Here, Craise was talking about power distribution, not about surge protection. And from that point of view, it's pointless to just use one socket of a double or triple set.
If he does not care about having surge protection, then he can pretty much wire things up any way he wants, within the constraints of overloading circuits.

Quote:
Originally Posted by Doc CPU View Post
Yes. But the so-called surge protectors that you can buy for about $5 at every electrics dealer for home and office use ... well, I mean those that you plug between the wall socket and the power cord, they're normally nothing more than two varistors connected from the active terminals to earth. Maybe an indicator lamp as an extra gadget. The same applies to most power strips with integrated surge protection.

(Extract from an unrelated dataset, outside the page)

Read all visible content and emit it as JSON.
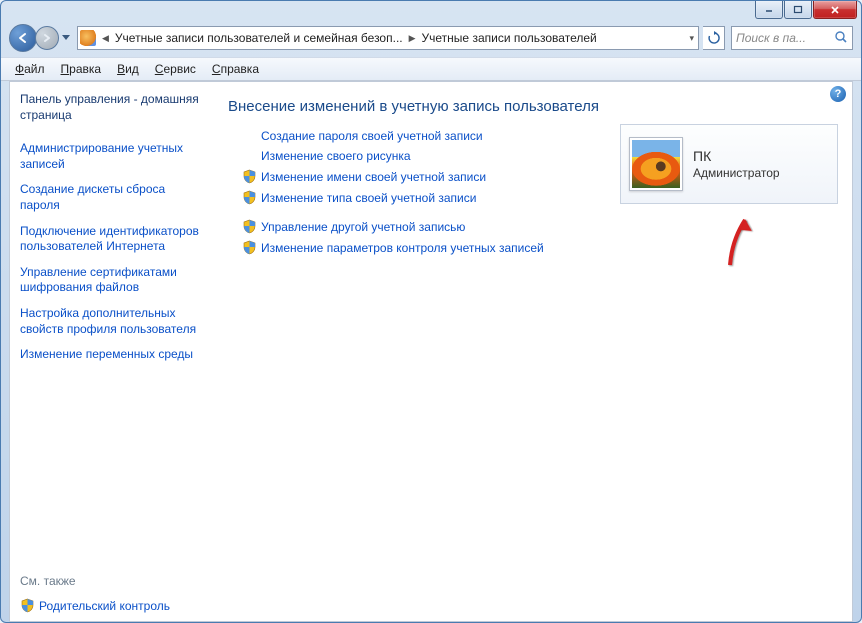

Varistors, however, don't react to a surge of current. They react to the voltage across them. When the voltage across a varistor exceeds a certain threshold, it becomes conductive and shorts the over-voltage that way. As a consequence, the circuit breaker will disconnect. Well, hopefully.
You have a misunderstanding of how surge protection works. Surges can happen without the level of current that would trip a circuit breaker. Even if surges did have sufficiently high current to trip a breaker (it can happen), by the time a breaker trips, the surge has already caused the damage.

Circuit breakers have two means to trip. One is a magnetic coil in series with the circuit that will trip the mechanism if a sufficient field strength exists for sufficient time to pull the mechanism. The energy level required to do this is much higher than the energy level needed to damage a computer. A sharp 7000 volt spike induced from a lightning strike nearby will rarely, if ever, trip a breaker, yet will damage many components in a computer if it reaches there.

The other circuit breaker trip mechanism is thermal, building up heat over time from slight overloads. A short circuit at the outlet can take a couple seconds for this to trip (which is why the magnetic one is there). Surges won't ever trip a thermal element.

Quote:
Originally Posted by Doc CPU View Post
As you explain below, it depends on the amount of energy "annihilated" in the varistor how it ends: The varistor survives a low-energy peak and still operates normally; it melts internally and produces a permanent short after a medium-energy peak; and it is blast to pieces on a high-energy peak, after which it effectively isn't there any more.
This is not how they operate.

While a massive surge could melt it, it is also possible that it will end up as an open circuit this way, too. This is not the mechanism of protection.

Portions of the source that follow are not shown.